AN Englishman accidently poured his dessert of strawberries into the bowl that contained the last of his Caesar salad. He liked the resulting combination so much that from then on he always berried his last romaines.
Ah, the pun (and punster), usually written off as verbal dross in an age of visual dazzle, is in the midst of a mild revival in the United States. "You see puns used more and more these days in newspaper headlines, in magazines and advertising," says Bob Aitchison, an editor of the quarterly American Pun Review and co-founder of the nonprofit Pun American Club based in Deerfield, Ill. He cites dozens of recent examples in publications from Time magazine to the Arkansas Democrat-Gazette.
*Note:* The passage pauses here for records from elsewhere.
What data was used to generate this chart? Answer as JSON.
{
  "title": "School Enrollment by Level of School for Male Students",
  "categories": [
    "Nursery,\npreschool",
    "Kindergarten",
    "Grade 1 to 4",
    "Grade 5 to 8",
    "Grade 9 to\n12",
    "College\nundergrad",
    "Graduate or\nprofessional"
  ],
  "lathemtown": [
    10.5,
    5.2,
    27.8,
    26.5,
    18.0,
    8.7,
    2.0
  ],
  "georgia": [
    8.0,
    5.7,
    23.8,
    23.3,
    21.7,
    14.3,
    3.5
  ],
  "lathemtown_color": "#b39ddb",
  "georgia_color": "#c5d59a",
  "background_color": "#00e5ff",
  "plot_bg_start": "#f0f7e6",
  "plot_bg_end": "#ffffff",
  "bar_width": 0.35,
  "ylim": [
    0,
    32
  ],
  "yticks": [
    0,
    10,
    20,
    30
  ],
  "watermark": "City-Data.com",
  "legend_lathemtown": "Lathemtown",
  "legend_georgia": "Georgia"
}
"We had to double the size of our postal box last year," says John Crosbie of Toronto, Canada, the chairman of the bored of The International Save the Pun Foundation. He says members in the nonprofit organization now number in the "thousands," and come from "every socioeconomic level." He is the author of Crosbie's Dictionary of Puns.
In ancient Rome when workers in a popular deli were told they could eat anything they wanted during lunch hour - anything, that is, except the expensive smoked salmon - they created the world's first anti-lox breaks.
Each year on April 1, the International Save the Pun Foundation has a dinner in Chicago to name Punster of the Year and trade fast puns. More than 200 punsters have made reservations so far for this year. "Each year I go as Pun-Up Girl of the Year," says Joyce Heitler, the organizer of the event, "and ask people if they want to see a comic strip."
Mr. Crosbie, a retired advertising executive, says, "People who like word play are more playful and mentally agile [than nonpunsters]. We started the Save the Pun Foundation initially to encourage youngsters to have fun with words. Because TV seems to turn kids away from reading, we wanted to lure them back."